— А впрочем, по мне как знаешь! — продолжал Пережига, обращаясь к Мичулину, — оно конечно, коли хочешь, он и счастлив! дали ему водки — он и забыл, что в разодранных сапогах ходит… право, так!
И внезапно, по какому-то непостижимому сцеплению идей, на Пережигу напал припадок сентиментальности, и он стал восторгаться тем, что за минуту выставлял в глазах Ивана Самойлыча как вещь, которой должно всячески остерегаться. Шарлотта Готлибовна тоже круто переменила образ мыслей и заранее глубоко вздохнула.
— Да еще как счастлив-то! — говорил Иван Макарыч, — пуще князя всякого счастлив; поди-тка ты, чай, какие ему сны видятся! не надо ему ни дворцов, ни палат! вот она, школа жизни-то, вот! а то что вы тут с Бинбахером! в Сибирь его, Бинбахера, на каторгу его!
Долго еще Иван Макарыч не мог успокоить своего филантропического потока, долго сидел он, покачивая головой и приговаривая: "Право, не надобно ему ни дворцов, ни бархату; каждая слеза его…"
Но что была каждая слеза, то Пережига скрыл, хотя Шарлотта Готлибовна и почла за нужное наперед во всем безусловно с ним согласиться.
А между тем все как будто бы притихли; Беобахтер по-прежнему грациозно двигал рукою сверху вниз, но уже скорее бессознательно, нежели с намерением; Алексис еще более облизывал себе губы, беседуя с человечеством; Иван Самойлыч конфузился и выводил кой-какие доморощенные заключения из виденного и слышанного.

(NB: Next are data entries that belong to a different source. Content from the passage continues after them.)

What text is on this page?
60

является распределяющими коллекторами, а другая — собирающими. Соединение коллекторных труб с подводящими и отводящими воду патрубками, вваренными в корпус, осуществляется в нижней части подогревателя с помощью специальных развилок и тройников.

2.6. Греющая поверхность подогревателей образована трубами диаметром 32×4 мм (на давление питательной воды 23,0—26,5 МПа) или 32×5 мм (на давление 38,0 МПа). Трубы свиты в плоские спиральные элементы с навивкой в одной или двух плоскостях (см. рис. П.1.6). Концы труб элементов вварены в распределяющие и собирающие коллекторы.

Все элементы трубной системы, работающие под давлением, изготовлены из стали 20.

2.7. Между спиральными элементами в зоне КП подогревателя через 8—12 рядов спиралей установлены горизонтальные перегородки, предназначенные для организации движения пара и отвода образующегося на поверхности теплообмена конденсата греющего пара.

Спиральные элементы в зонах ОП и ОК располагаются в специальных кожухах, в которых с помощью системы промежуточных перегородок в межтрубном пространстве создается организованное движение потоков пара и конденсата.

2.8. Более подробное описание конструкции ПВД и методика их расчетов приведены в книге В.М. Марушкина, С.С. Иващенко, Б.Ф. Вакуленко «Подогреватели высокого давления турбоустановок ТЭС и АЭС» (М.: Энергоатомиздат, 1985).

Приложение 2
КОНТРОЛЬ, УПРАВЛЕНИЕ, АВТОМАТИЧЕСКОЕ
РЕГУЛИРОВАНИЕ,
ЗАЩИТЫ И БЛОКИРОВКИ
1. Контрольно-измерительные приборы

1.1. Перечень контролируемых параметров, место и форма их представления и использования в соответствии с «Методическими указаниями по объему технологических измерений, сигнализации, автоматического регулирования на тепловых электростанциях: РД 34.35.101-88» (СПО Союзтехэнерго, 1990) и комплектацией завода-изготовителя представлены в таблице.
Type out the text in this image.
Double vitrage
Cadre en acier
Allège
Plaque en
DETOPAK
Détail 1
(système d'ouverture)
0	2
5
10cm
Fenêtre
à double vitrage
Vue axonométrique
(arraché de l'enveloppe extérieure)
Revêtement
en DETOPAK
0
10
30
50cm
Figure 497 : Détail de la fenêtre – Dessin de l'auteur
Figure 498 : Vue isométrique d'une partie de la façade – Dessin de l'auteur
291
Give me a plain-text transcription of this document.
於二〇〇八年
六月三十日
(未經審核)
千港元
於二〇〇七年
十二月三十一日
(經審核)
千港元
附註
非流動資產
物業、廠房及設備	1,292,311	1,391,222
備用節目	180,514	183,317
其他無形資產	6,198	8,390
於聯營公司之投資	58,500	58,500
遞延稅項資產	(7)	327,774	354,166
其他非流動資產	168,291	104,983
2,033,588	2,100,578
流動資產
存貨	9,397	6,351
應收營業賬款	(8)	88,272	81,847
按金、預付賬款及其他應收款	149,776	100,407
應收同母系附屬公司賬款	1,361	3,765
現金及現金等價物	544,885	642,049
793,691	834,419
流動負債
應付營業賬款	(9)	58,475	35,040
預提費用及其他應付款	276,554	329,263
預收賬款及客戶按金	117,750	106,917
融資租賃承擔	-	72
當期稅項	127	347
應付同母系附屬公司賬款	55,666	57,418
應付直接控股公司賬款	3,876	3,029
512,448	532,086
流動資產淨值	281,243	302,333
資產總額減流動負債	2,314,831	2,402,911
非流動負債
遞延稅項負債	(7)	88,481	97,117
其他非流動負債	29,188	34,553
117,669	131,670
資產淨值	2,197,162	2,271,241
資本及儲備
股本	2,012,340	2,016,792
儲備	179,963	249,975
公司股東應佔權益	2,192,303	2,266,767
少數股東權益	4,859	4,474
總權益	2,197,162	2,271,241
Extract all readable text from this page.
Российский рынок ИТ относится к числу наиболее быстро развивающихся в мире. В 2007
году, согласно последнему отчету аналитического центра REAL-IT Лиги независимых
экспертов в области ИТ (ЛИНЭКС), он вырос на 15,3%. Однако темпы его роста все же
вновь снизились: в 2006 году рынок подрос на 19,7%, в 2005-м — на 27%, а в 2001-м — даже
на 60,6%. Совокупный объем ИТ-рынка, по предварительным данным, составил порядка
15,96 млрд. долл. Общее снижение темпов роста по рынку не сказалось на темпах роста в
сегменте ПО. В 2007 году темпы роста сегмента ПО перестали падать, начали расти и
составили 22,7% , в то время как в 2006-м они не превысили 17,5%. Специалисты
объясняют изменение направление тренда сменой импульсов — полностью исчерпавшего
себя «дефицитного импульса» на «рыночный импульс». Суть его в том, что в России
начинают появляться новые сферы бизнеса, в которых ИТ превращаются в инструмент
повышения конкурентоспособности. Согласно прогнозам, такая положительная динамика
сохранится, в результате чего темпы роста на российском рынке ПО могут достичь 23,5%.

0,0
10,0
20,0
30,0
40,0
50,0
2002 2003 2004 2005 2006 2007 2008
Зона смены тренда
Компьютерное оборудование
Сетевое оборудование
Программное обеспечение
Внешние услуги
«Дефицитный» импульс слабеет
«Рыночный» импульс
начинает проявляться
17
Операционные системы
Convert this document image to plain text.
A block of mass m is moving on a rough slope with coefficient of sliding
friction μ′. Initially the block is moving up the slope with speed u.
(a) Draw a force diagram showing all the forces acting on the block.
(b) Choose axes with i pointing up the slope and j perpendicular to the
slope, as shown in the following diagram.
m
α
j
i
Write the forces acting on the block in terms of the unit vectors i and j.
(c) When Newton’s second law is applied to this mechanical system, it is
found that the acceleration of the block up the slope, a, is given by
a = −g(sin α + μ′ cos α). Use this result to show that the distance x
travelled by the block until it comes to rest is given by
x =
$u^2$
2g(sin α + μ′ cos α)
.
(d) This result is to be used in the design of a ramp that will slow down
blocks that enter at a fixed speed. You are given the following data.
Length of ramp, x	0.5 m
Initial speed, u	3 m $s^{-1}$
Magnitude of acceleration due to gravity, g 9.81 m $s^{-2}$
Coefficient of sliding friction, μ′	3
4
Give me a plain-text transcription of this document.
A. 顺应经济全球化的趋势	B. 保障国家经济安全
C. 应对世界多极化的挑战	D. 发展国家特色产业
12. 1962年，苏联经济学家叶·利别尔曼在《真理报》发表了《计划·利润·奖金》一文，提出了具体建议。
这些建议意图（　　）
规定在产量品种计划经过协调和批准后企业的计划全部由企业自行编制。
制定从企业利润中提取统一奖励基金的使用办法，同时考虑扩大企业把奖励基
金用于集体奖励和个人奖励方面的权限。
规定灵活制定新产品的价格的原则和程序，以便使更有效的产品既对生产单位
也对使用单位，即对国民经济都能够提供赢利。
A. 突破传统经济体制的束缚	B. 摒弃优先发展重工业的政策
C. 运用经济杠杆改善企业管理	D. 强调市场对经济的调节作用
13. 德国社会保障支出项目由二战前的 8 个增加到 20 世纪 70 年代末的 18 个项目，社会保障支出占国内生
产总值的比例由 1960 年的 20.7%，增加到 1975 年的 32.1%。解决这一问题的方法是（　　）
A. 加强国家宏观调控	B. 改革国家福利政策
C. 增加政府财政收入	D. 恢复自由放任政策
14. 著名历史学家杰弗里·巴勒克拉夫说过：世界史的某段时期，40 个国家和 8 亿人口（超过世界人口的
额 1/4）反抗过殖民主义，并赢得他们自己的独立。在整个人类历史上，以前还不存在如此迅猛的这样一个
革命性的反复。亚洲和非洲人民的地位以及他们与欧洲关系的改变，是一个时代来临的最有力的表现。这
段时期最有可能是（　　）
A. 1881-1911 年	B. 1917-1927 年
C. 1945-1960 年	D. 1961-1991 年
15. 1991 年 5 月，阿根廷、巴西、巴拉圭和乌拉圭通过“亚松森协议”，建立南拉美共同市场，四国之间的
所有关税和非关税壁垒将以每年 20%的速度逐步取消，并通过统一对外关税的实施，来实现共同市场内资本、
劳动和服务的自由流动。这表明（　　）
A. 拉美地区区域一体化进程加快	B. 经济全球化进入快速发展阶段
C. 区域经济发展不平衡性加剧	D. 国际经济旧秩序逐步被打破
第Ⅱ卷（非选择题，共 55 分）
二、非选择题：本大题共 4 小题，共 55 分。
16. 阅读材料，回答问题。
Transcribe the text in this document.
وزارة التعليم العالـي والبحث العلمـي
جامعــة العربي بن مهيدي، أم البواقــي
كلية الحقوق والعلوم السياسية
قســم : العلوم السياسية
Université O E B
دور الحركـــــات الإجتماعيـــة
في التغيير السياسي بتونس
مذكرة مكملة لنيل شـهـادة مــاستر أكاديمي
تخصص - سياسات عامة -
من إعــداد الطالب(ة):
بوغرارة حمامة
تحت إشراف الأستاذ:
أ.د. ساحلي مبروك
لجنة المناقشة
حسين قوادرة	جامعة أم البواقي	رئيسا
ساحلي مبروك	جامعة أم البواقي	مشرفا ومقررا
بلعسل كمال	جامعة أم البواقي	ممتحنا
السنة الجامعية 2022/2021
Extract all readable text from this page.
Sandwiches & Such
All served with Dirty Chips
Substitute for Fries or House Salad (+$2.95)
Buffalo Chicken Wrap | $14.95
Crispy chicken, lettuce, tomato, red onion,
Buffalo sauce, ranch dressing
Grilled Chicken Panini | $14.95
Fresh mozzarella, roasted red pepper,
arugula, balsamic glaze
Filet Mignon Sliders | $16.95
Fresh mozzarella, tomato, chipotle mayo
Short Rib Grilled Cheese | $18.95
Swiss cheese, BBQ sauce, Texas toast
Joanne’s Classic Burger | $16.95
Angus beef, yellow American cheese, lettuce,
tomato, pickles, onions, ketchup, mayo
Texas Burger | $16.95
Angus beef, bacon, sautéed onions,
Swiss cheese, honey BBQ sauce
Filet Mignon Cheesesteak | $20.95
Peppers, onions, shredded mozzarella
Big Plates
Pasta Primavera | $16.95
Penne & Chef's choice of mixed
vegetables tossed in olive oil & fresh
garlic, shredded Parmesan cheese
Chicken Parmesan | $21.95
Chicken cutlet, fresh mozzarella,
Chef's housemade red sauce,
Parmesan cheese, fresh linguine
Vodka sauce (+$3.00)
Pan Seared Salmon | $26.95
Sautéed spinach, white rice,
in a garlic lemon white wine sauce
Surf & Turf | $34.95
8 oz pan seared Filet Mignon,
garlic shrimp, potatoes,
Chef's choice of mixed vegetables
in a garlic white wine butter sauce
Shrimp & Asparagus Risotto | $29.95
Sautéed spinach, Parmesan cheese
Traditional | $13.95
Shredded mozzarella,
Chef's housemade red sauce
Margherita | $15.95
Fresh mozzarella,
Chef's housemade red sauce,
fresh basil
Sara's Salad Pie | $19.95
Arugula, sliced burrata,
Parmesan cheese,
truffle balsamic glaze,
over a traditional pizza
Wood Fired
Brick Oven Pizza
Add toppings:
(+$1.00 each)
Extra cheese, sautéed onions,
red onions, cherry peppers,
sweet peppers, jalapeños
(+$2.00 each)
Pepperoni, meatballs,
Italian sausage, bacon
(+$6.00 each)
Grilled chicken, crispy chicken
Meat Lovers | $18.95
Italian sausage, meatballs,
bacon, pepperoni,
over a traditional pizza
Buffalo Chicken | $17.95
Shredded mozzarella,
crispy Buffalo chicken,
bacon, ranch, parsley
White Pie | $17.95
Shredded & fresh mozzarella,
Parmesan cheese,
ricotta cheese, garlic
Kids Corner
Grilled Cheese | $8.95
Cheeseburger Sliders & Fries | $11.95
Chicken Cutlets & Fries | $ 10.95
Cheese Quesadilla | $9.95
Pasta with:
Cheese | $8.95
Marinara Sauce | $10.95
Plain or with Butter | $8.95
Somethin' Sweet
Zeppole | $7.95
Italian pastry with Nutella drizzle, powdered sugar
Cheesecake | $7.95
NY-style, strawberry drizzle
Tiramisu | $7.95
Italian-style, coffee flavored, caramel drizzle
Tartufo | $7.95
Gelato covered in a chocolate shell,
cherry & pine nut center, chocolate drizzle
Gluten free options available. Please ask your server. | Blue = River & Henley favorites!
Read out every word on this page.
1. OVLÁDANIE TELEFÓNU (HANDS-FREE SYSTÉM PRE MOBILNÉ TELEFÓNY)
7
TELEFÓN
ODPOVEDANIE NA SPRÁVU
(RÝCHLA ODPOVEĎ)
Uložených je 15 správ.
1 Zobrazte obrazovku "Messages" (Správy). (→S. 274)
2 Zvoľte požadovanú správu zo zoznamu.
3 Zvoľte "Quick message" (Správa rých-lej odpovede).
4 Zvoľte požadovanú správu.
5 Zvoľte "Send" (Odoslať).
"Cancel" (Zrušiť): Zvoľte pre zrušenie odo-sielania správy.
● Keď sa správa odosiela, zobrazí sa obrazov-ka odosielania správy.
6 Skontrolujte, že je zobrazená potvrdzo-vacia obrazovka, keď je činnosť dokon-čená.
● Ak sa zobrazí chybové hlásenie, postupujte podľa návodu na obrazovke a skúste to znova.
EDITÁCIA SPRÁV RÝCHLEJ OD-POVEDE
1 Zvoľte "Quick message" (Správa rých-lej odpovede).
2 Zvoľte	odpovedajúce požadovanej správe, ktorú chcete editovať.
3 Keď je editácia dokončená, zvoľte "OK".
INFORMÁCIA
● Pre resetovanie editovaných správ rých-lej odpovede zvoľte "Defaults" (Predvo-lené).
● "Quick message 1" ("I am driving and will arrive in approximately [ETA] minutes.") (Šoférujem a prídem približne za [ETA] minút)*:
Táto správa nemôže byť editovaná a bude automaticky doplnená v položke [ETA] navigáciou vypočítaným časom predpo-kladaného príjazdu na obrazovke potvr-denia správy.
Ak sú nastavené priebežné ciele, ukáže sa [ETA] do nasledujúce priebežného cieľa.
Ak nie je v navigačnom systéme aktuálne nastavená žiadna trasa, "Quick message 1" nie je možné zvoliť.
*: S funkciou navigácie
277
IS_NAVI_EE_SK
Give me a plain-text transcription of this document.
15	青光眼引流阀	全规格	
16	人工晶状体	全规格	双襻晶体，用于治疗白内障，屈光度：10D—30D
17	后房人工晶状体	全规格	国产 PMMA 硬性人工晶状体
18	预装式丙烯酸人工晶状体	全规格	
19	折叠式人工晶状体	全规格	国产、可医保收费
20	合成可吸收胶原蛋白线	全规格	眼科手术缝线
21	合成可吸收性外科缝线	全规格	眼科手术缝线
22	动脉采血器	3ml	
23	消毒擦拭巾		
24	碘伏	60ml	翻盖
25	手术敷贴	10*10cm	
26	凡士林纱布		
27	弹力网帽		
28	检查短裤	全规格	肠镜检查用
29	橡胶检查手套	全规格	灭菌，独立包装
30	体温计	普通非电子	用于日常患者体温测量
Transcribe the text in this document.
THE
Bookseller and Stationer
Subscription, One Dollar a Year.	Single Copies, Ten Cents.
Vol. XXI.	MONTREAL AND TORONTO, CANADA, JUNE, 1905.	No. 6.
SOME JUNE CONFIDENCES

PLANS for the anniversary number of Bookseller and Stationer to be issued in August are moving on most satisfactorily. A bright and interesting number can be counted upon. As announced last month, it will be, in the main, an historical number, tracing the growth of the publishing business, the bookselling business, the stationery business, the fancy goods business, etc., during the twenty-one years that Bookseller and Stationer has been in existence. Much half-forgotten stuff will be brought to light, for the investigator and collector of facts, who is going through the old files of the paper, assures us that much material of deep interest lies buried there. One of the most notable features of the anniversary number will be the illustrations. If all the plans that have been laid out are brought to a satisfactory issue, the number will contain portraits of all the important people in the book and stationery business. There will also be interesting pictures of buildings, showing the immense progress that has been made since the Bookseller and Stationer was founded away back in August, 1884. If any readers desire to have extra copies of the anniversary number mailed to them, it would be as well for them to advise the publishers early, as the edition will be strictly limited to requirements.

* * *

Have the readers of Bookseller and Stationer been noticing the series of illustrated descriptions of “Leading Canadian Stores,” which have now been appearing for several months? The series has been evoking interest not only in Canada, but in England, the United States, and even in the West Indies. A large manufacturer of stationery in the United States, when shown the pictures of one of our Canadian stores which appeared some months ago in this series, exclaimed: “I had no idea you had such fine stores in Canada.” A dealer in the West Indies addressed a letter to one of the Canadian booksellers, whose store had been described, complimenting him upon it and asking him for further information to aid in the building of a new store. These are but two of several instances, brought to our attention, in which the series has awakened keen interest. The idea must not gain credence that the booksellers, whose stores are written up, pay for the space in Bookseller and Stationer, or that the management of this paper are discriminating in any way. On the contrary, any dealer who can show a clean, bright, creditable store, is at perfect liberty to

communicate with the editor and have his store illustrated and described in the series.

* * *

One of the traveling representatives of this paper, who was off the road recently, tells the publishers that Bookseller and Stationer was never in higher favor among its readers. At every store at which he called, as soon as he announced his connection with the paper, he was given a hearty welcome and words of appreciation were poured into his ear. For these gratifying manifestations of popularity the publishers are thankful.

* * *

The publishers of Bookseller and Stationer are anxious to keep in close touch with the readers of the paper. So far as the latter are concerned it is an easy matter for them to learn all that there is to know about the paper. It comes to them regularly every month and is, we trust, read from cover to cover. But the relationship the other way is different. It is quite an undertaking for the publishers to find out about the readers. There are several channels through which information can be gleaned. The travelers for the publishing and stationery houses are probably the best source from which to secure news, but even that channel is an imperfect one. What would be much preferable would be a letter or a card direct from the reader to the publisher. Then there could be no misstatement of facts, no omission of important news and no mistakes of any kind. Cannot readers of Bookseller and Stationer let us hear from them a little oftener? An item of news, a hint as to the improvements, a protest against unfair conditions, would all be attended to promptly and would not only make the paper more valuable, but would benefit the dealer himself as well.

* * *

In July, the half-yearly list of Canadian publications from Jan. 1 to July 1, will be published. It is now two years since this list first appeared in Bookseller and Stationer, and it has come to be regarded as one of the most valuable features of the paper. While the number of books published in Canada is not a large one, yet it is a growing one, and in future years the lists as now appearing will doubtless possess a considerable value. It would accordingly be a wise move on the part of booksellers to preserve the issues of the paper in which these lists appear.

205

В это время часы уныло зазвенели одиннадцать. Но и часы били на этот раз как-то особенно злонамеренно. Ивану Самойлычу показалось, будто каждое биение часового колокольчика заключало в себе глубокий смысл и с упреком говорило ему: "Каждая дуга, которую описывает маятник, означает канувшую в вечность минуту твоей жизни… да жизнь-то эту на что ты употребил, и что такое все существование твое?"
Отчего же прежде никогда не говорил ему этого бой часов? отчего прежде окружающие его предметы не смотрели на него с таким вопросительным, испытующим видом?
И едва начинал он в уме своем развивать движение руки Беобахтера, как в мозгу его зарождалась другая мысль, совершенно в pendant[8] к этому значительному движению, — мысль страшная, давно не дававшая ему покоя, и которая была не что иное, как известное уже читателю из первой главы: "Кто ты таков? Какая твоя роль? Жизнь — лотерея" и проч.
И потом все это исчезало, и на сцену являлся полусгнивший, дрожащий старик и, указывая на водку, говорил: "Познание есть зла и добра".